Szczyt zaczął się we mnie powoli kumulować.

-O co chodziło Hoseokowi?...- szepnęłam gdy już zabrakło nam powietrza.

-O dragi..- stęknął zaciskając wargi, spoglądając na sekundę w dół i skupiając się na szybkich ruchach bioder przez co jęknęłam.- Już wiedzą, że brałem.

-Myślałam, że w waszym środowisku nie jest to zakazane.- chwyciłam się mocniej jego ramion, na których przez wodę, ślizgały się dłonie.

-Bo nie jest. Ale ja jestem od kilku lat na odwyku.- posłał mi cwany uśmiech próbując powstrzymać zadyszkę od wysiłku fizycznego.

-Brałeś to wcześniej?!- powiedziałam z niedowierzaniem.

-Nie tak głośno...- upomniał mnie.- Nie jesteśmy już sami, i tak brałem. Miałem z tym spory problem. Opowiem ci za chwilę... jak skończymy.

Pocałowałam go by zdusić jęk cisnący mi się na usta, tak jak i jemu.
Wystarczyło kilka mocnych pchnięć by wszystko skończyło się satysfakcjonującym finiszem dla nas obojga. Ciepło rozlało się w środku, plecy przeszedł dreszcz, wszystkie włoski stanęły mi dęba a wzrok chciał odlecieć na drugą stronę.

Ucisk jego dłoni na moich biodrach zacieśnił się gdy syknął głośno z satysfakcją i odchylił na moment głowę by po chwili powrócić znów do mie tymi sarnimi oczami.

-Jesteś najlepsza.- złożył mi mały całus na policzku kiedy odsunął się w pełni ode mnie.- Dziękuję.

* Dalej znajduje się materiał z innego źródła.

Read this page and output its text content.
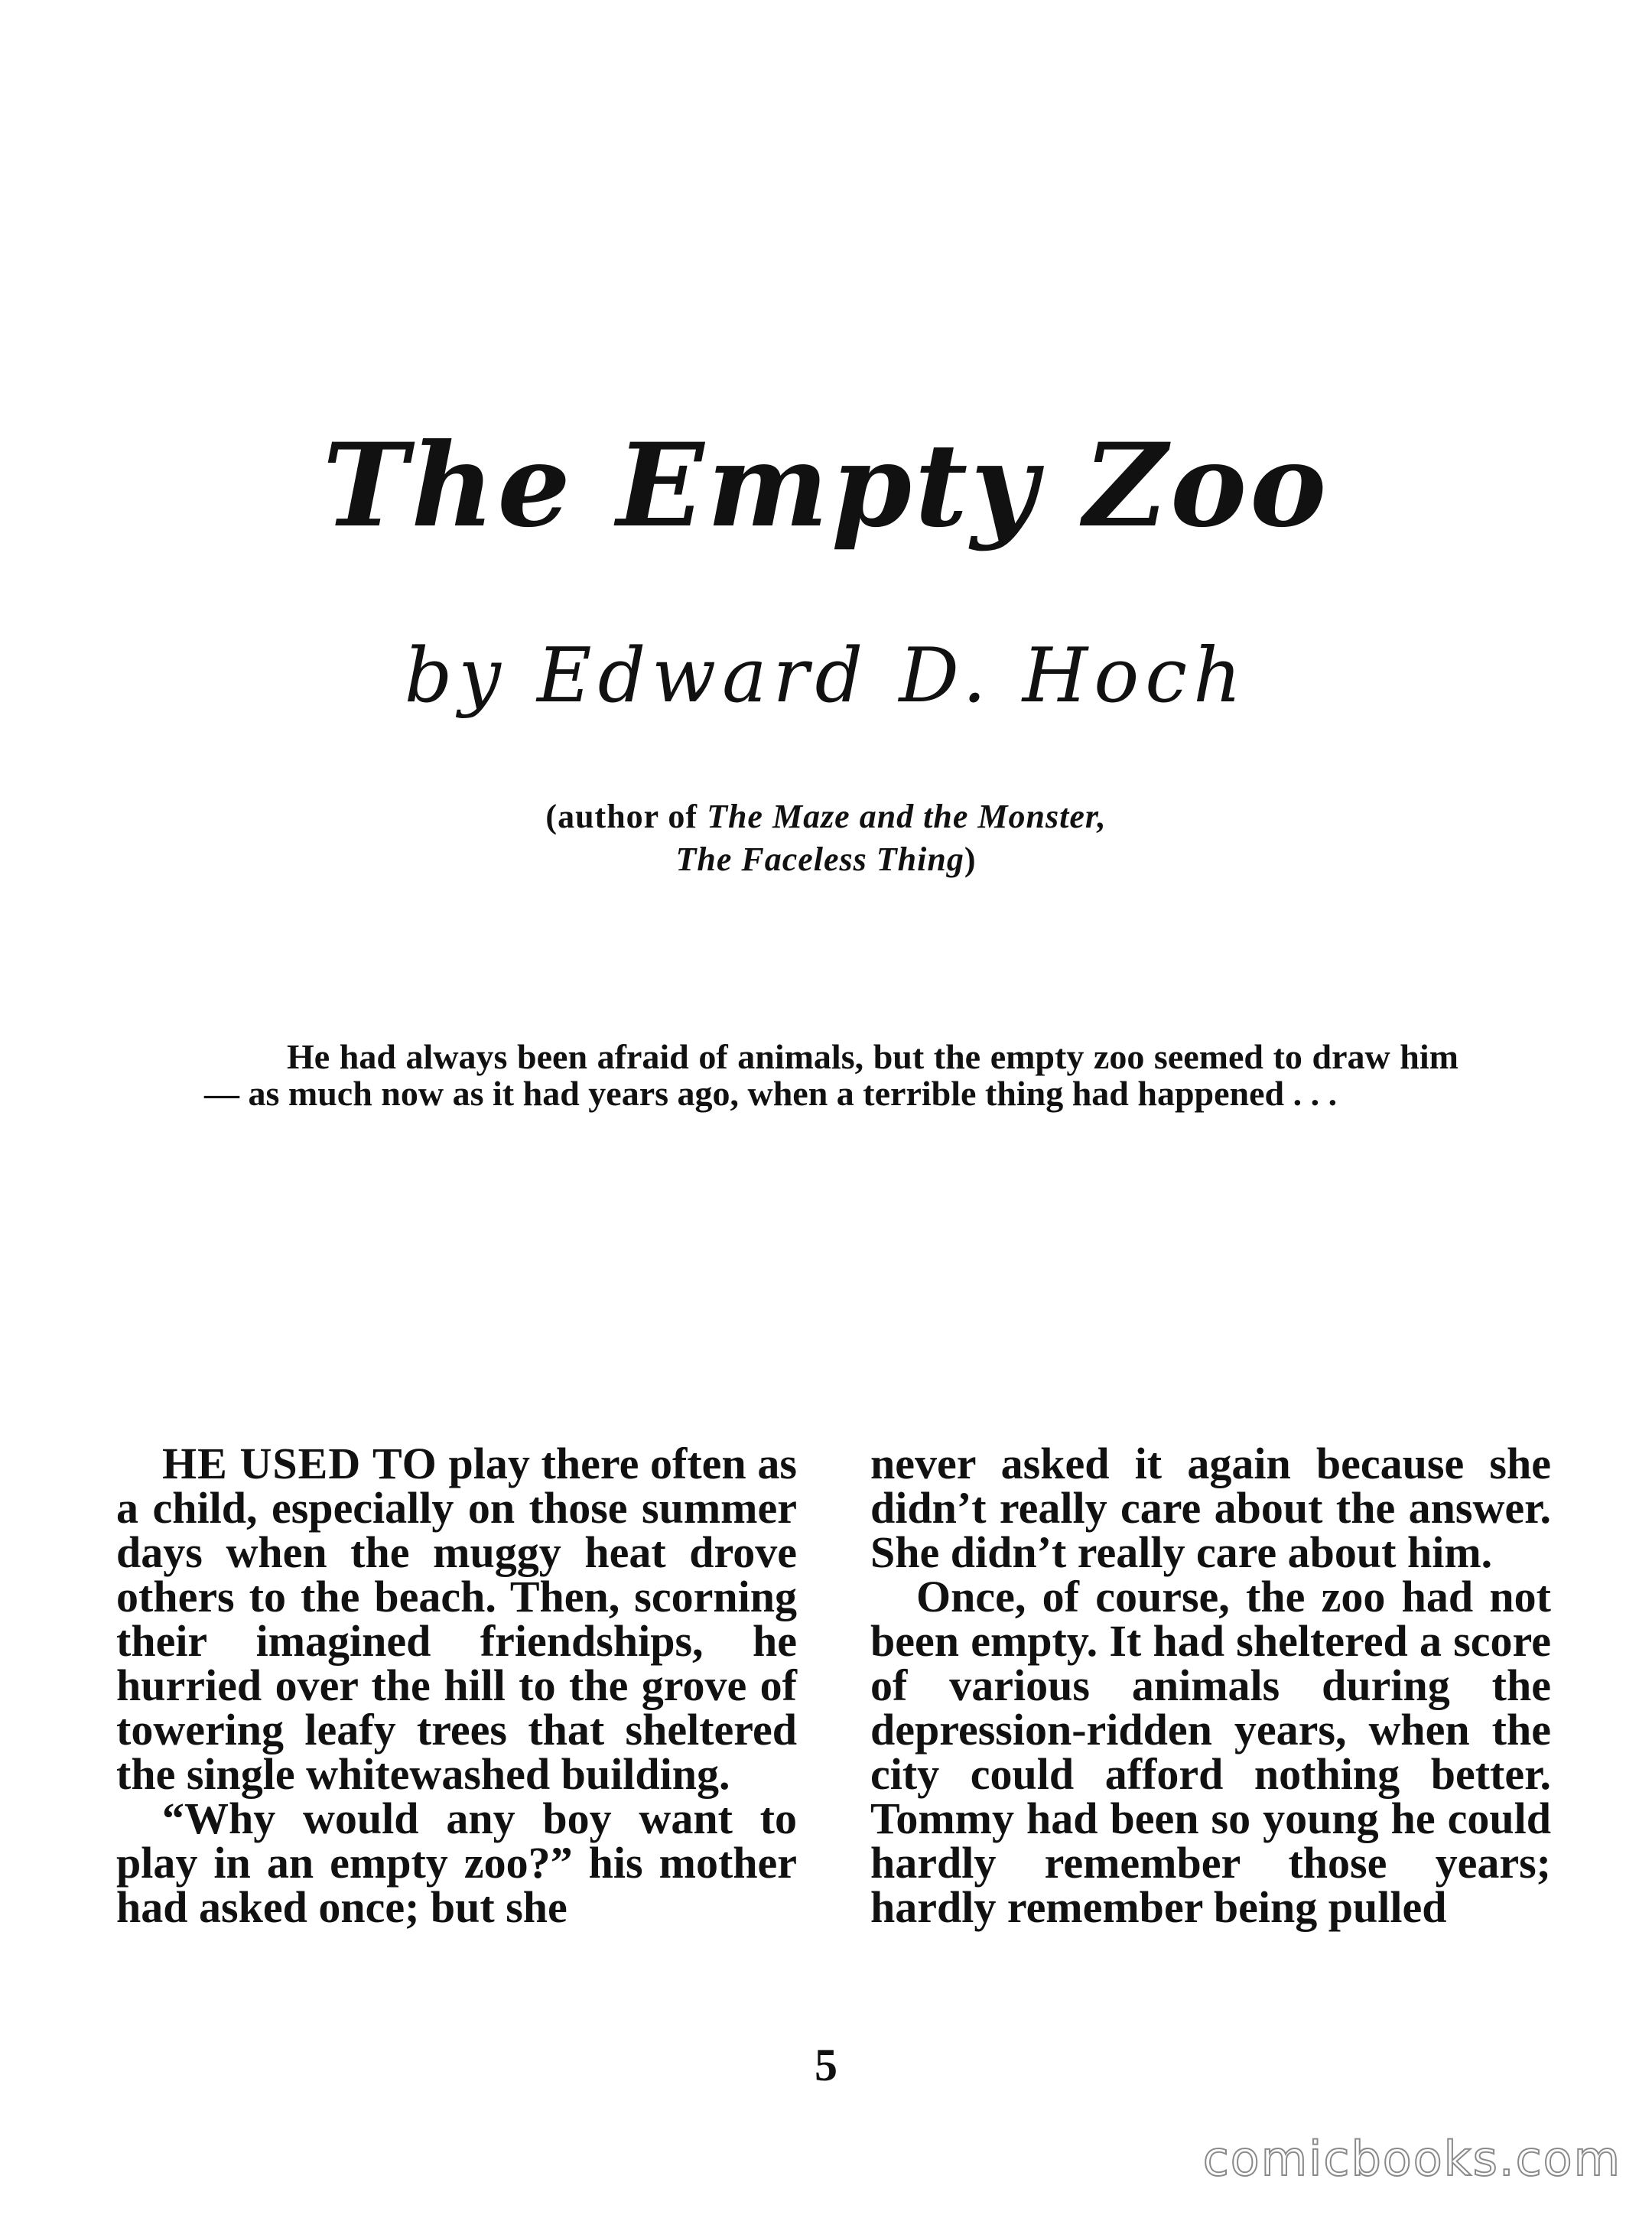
The Empty Zoo
by Edward D. Hoch
(author of The Maze and the Monster,
The Faceless Thing)
He had always been afraid of animals, but the empty zoo seemed to draw him — as much now as it had years ago, when a terrible thing had happened . . .

HE USED TO play there often as a child, especially on those summer days when the muggy heat drove others to the beach. Then, scorning their imagined friendships, he hurried over the hill to the grove of towering leafy trees that sheltered the single whitewashed building.

“Why would any boy want to play in an empty zoo?” his mother had asked once; but she

never asked it again because she didn’t really care about the answer. She didn’t really care about him.

Once, of course, the zoo had not been empty. It had sheltered a score of various animals during the depression-ridden years, when the city could afford nothing better. Tommy had been so young he could hardly remember those years; hardly remember being pulled

5
comicbooks.com
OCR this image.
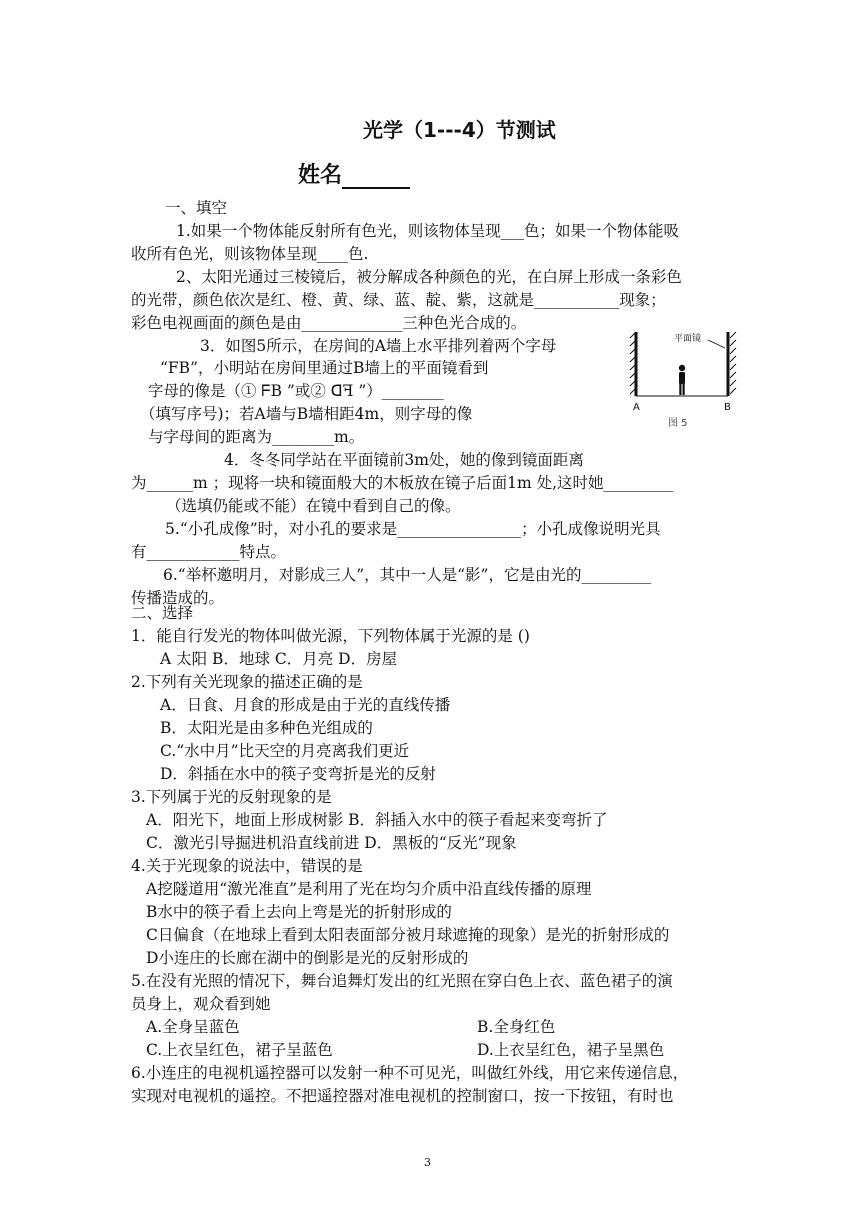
光学（1---4）节测试
姓名
一、填空
1.如果一个物体能反射所有色光，则该物体呈现___色；如果一个物体能吸
收所有色光，则该物体呈现____色.
2、太阳光通过三棱镜后，被分解成各种颜色的光，在白屏上形成一条彩色
的光带，颜色依次是红、橙、黄、绿、蓝、靛、紫，这就是___________现象；
彩色电视画面的颜色是由_____________三种色光合成的。
3．如图5所示，在房间的A墙上水平排列着两个字母
“FB”，小明站在房间里通过B墙上的平面镜看到
字母的像是（① ᖴB ”或② ꓷꟻ ”）________
（填写序号)；若A墙与B墙相距4m，则字母的像
与字母间的距离为________m。
4．冬冬同学站在平面镜前3m处，她的像到镜面距离
为______m ；现将一块和镜面般大的木板放在镜子后面1m 处,这时她_________
（选填仍能或不能）在镜中看到自己的像。
5.“小孔成像”时，对小孔的要求是________________；小孔成像说明光具
有____________特点。
6.“举杯邀明月，对影成三人”，其中一人是“影”，它是由光的_________
传播造成的。
平面镜
A	B
图 5
二、选择
1．能自行发光的物体叫做光源，下列物体属于光源的是 ()
A 太阳 B．地球 C．月亮 D．房屋
2.下列有关光现象的描述正确的是
A．日食、月食的形成是由于光的直线传播
B．太阳光是由多种色光组成的
C.“水中月”比天空的月亮离我们更近
D．斜插在水中的筷子变弯折是光的反射
3.下列属于光的反射现象的是
A．阳光下，地面上形成树影 B．斜插入水中的筷子看起来变弯折了
C．激光引导掘进机沿直线前进 D．黑板的“反光”现象
4.关于光现象的说法中，错误的是
A挖隧道用“激光准直”是利用了光在均匀介质中沿直线传播的原理
B水中的筷子看上去向上弯是光的折射形成的
C日偏食（在地球上看到太阳表面部分被月球遮掩的现象）是光的折射形成的
D小连庄的长廊在湖中的倒影是光的反射形成的
5.在没有光照的情况下，舞台追舞灯发出的红光照在穿白色上衣、蓝色裙子的演
员身上，观众看到她
A.全身呈蓝色	B.全身红色
C.上衣呈红色，裙子呈蓝色	D.上衣呈红色，裙子呈黑色
6.小连庄的电视机遥控器可以发射一种不可见光，叫做红外线，用它来传递信息，
实现对电视机的遥控。不把遥控器对准电视机的控制窗口，按一下按钮，有时也
3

Wziął z okafelkowanej półki butelkę żelu do mycia aby dać rzeczywisty skutek tego prysznica i pozbyć się nieprzyjemnego uczucia lepkości.

Już opłukani z piany, zawinęliśmy się w ręczniki wychodząc z łazienki.

꧁𑁍꧂

Mam ochotę zapaść się pod ziemię po tym co napisałam...

Przycisnęłam się i napisałam dzisiaj do końca rozdział abyście nie musieli czekać. Najwyżej wstanę jutro (wsm to dzisiaj) jak zombie ale było warto dla was XD.